Colleges and universities with higher-than-average retention rates were more likely to offer a comprehensive learning assistance center or reading, writing and math centers, earlier research found. In addition, these colleges had a program for first-generation students, more academic advisors and tutors, pre-enrollment financial aid advising, an academic skills diagnostic and advising integrated with career/life planning. In contradiction to recent trends, colleges with higher retention rates mandated remedial placement based on test scores, ACT found.
Improving community college completion rates is difficult and expensive, concludes a new study by the Community College Research Center at Teachers College, Columbia.
Community colleges are under pressure to increase completion rates and efficiency, write Clive Belfield, Peter M. Crosta and Davis Jenkins. But “many students who fail to complete are far short of the program requirements.” Some strategies will provide more degrees for the dollar.
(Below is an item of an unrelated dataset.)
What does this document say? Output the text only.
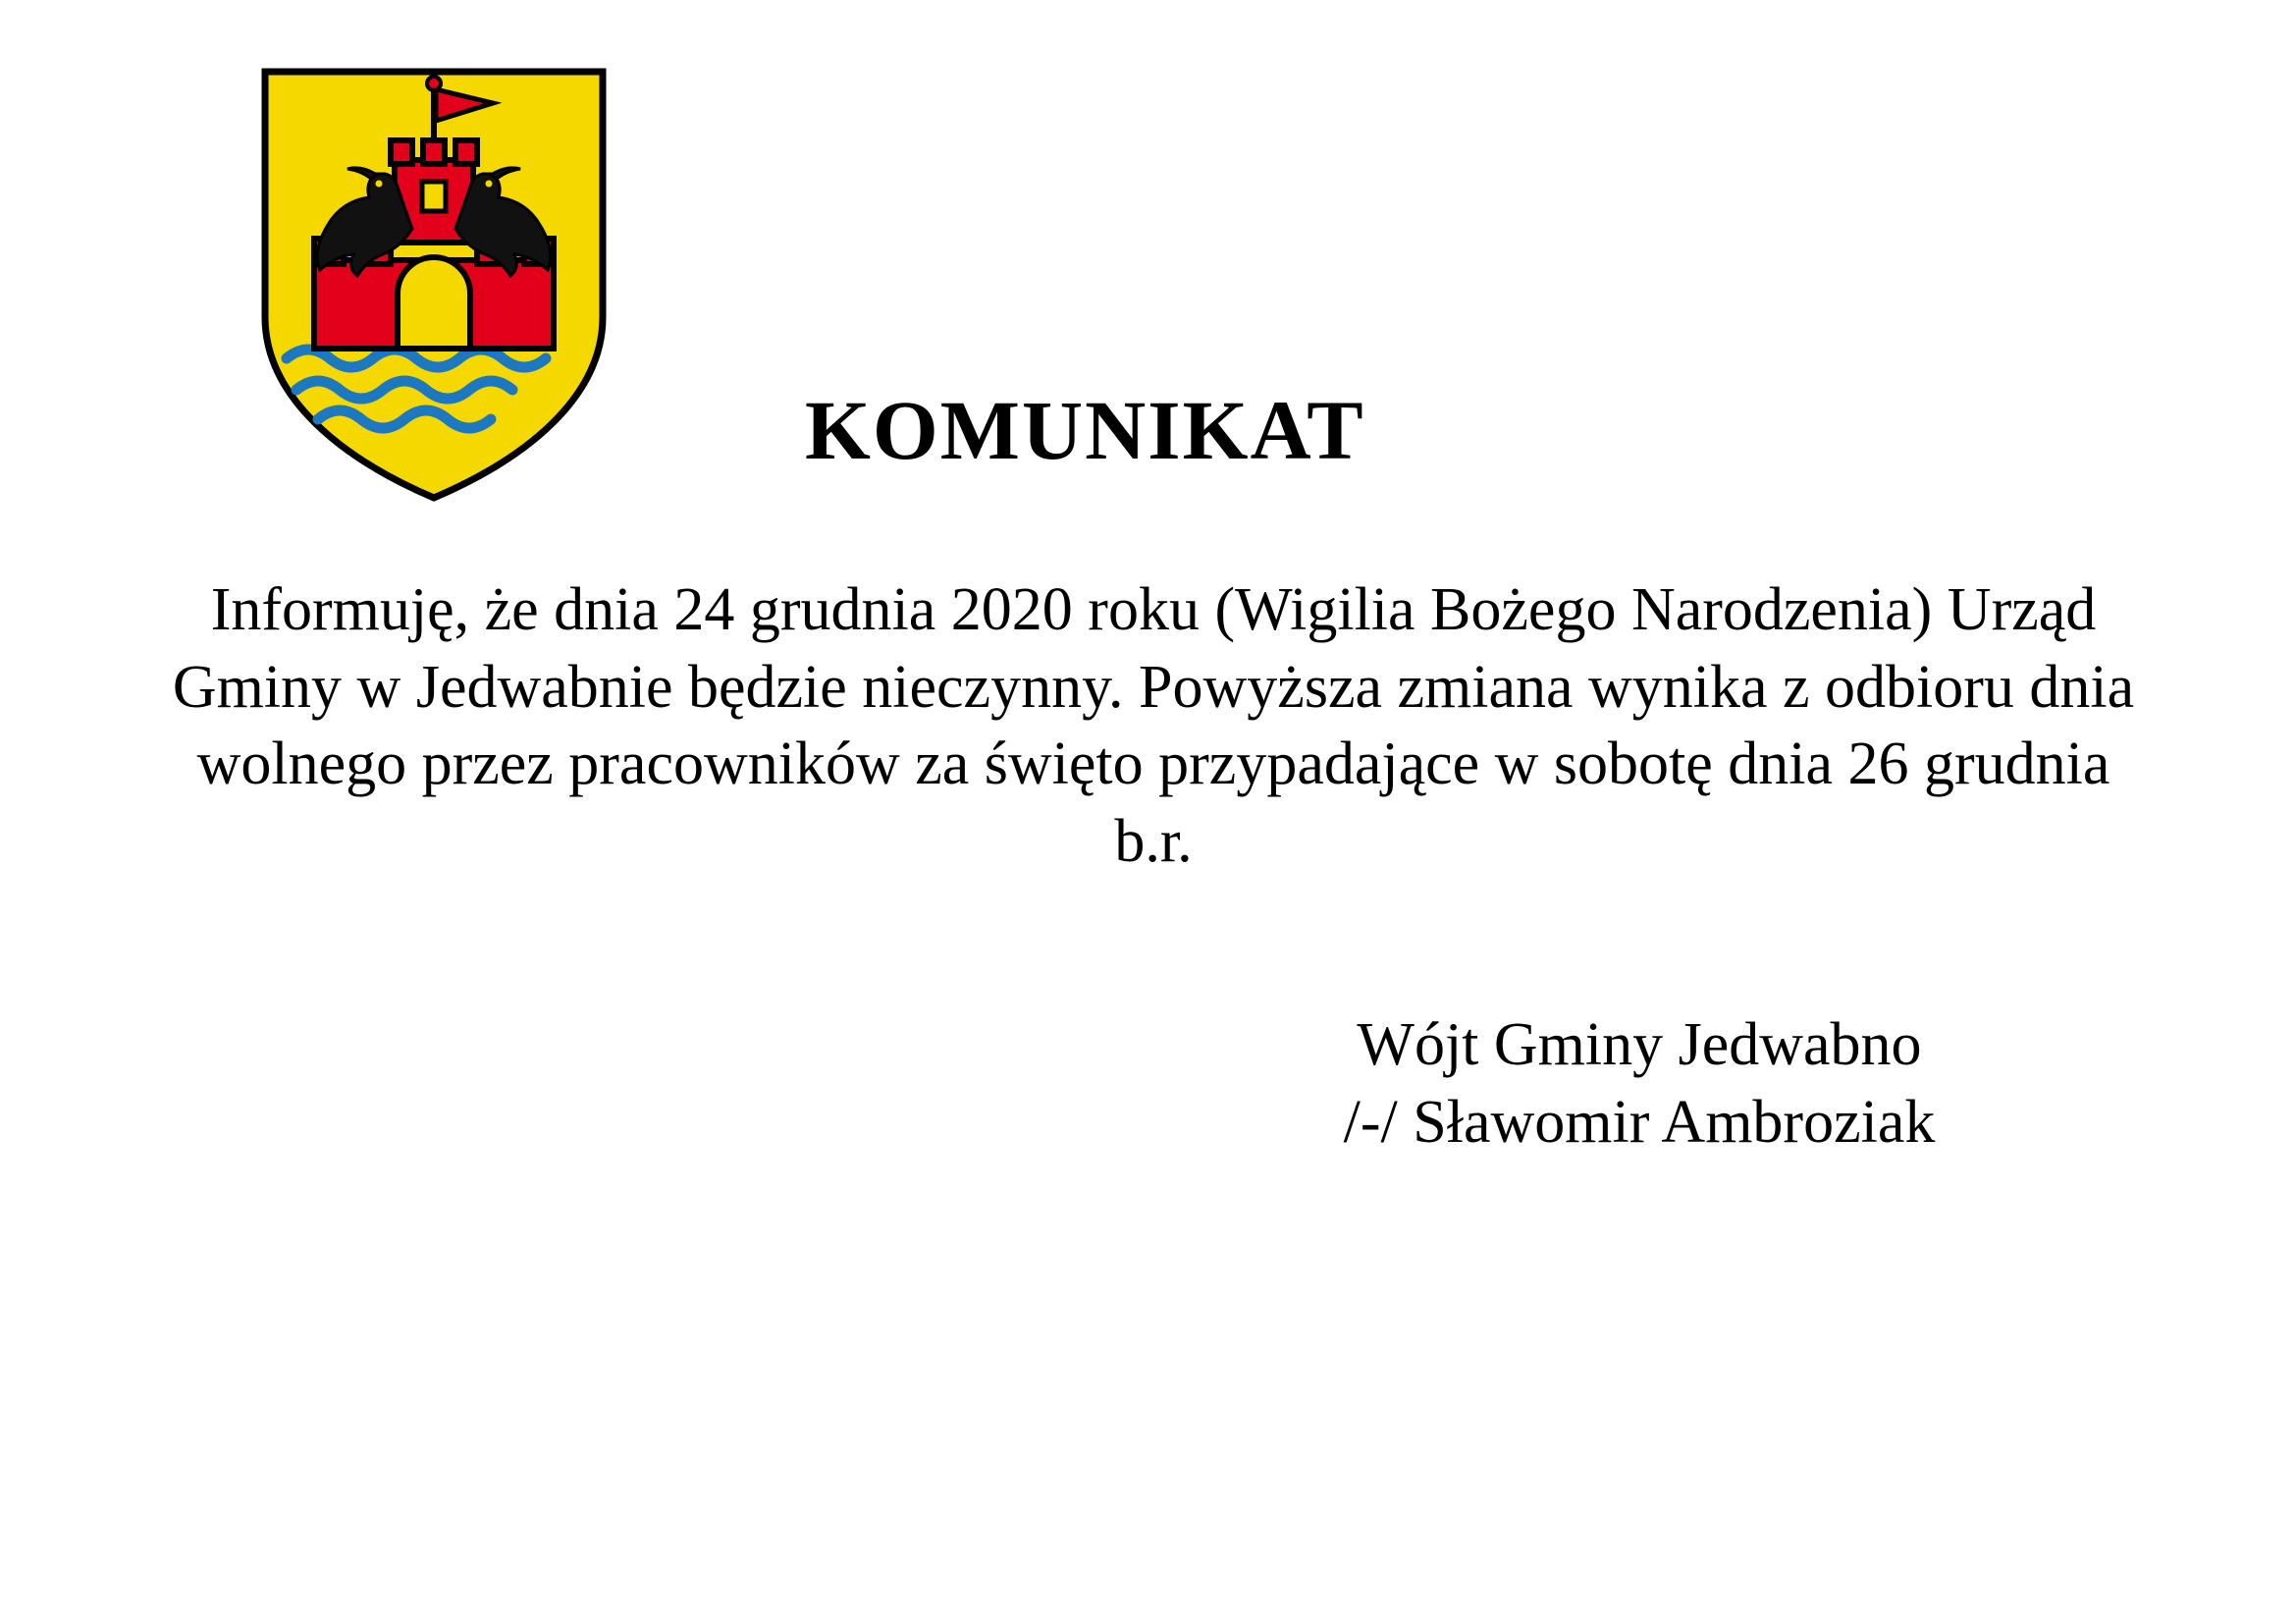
KOMUNIKAT

Informuję, że dnia 24 grudnia 2020 roku (Wigilia Bożego Narodzenia) Urząd Gminy w Jedwabnie będzie nieczynny. Powyższa zmiana wynika z odbioru dnia wolnego przez pracowników za święto przypadające w sobotę dnia 26 grudnia b.r.

Wójt Gminy Jedwabno
/-/ Sławomir Ambroziak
In the community college they studied, “there would be substantial gains in completion rates and efficiency from helping students transfer with an award and from helping students with 30+ credits to graduate.” However, persuading more students to persist is
“both an expensive and inefficient reform.”
It’s important to understand the whole college process, not just inputs and outputs, write Belfield and Jenkins in an Inside Higher Ed commentary.
Improving the quality of instruction in introductory courses won’t help if students can’t access high-demand majors, such as nursing. Pouring resources into one early intervention won’t help if other programs lose resources and decline in quality as a result. And increasing retention rates won’t improve efficiency if it leads students to drop out in their second year instead of their first. In fact, improved retention requires more upper-level courses (which tend to cost more) and makes colleges look less efficient if graduation rates remain unchanged.
If community colleges can find ways to improve students’ college readiness — perhaps by collaborating with feeder high schools — they’ll improve their efficiency significantly.
Retraining adults for high-demand jobs and improving graduation rates are the priorities for Iowa community colleges, reports the Gazette. Half the students who enrolled in 2009-10 earned a credential or transferred within three years. Colleges are trying to improve that number.
Des Moines Area Community College is among the schools that now requires an orientation course for all students, said Jeremy Varner, administrator of the community colleges division with the Iowa Department of Education. Other colleges are putting resources into more advising and early-warning programs for when students begin to struggle, he said.
“Getting more through to graduation — that’s where a lot of that focus is,” Varner said.
Kirkwood Community College hopes its math “emporium” will improve retention, ’said Math and Science Dean Lori Woeste.
Students work in a computer lab where an instructor is always on hand for one-on-one discussion, and the students work at their own pace. . . . students signs up for the Prep for College Math course, where they demonstrate competency in the “modules” they are confident about and then focus their time on the areas where they need work, Woeste said.
College officials hope state funding will improve next year, easing the tuition burden on students and funding job training. Iowa is focusing on training workers for jobs in nursing, information technology and advanced manufacturing.